🤖 AI Summary
This work addresses the frequent non-compliance of emergency response plans generated by large language models (LLMs), which often violate mandatory procedural steps, action sequencing, or approval requirements. The paper proposes the first verifiable framework for quantitatively assessing LLM-assisted plan compliance, leveraging a fixed set of incident scenarios, a structured action catalog, and explicit policy rules to perform deterministic validation of action trajectories within generation boundaries. By integrating SOAR system data and a public evidence surface, the framework enables zero-cost readiness checks for mandatory and sequential constraint enforcement. Experimental results demonstrate that the approach successfully eliminates 466 non-compliant approval-gated actions, maintains stable compliance rates across three re-runs, and preserves baseline task recall without degradation.
📝 Abstract
Security operations centers (SOCs) are beginning to use large language models (LLMs) as copilots to draft incident-response plans. These plans may include actions that are valid per the catalog but still violate mandatory steps, required ordering, or approval gates before analyst review. SOCpilot makes this compliance question measurable at the plan boundary. It fixes the incident package, action catalog, policy rules, verifier, and public evidence surface. Next, it verifies the copilot's proposed action trace. We evaluate two LLM providers on 200 real incidents from an anonymized production SOC in a financial-sector case study.

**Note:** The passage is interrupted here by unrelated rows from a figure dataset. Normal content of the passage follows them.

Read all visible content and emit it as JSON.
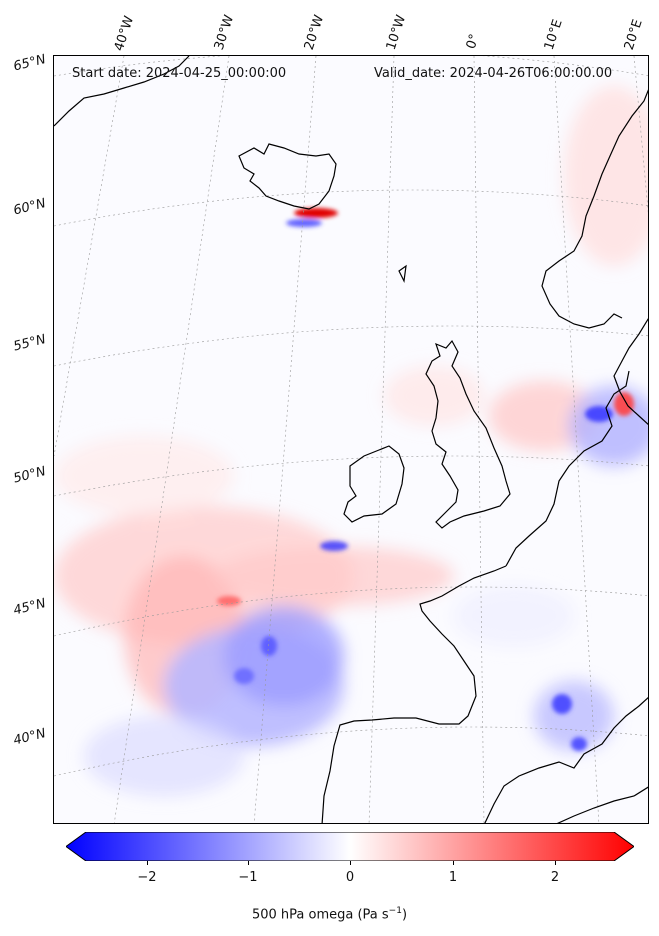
{
  "map": {
    "start_date": "Start date: 2024-04-25_00:00:00",
    "valid_date": "Valid_date: 2024-04-26T06:00:00.00",
    "longitude_labels": [
      "40°W",
      "30°W",
      "20°W",
      "10°W",
      "0°",
      "10°E",
      "20°E"
    ],
    "latitude_labels": [
      "65°N",
      "60°N",
      "55°N",
      "50°N",
      "45°N",
      "40°N"
    ],
    "colormap": "bwr",
    "colors": {
      "negative": "#0000ff",
      "zero": "#ffffff",
      "positive": "#ff0000",
      "coastline": "#000000"
    }
  },
  "colorbar": {
    "ticks": [
      "−2",
      "−1",
      "0",
      "1",
      "2"
    ],
    "range": [
      -2.6,
      2.6
    ],
    "label": "500 hPa omega (Pa s",
    "label_exp": "−1",
    "label_close": ")"
  }
}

We compare their plans to paired analyst-authored references from the same security orchestration, automation, and response (SOAR) cases. An identical inline policy text moves the two providers in opposite directions. A deterministic verifier removes 466 non-compliant, approval-gated actions, without reducing baseline-task recall. Aggregate rates remain stable across 3 reruns of the fixed corpus. The official evidence focuses on approval-gated decisions regarding recovery and containment. Separately, the artifact exposes zero-cost readiness checks for mandatory and ordering repairs. We release the runnable artifact so independent reviewers can rederive the public results without access to private incident data.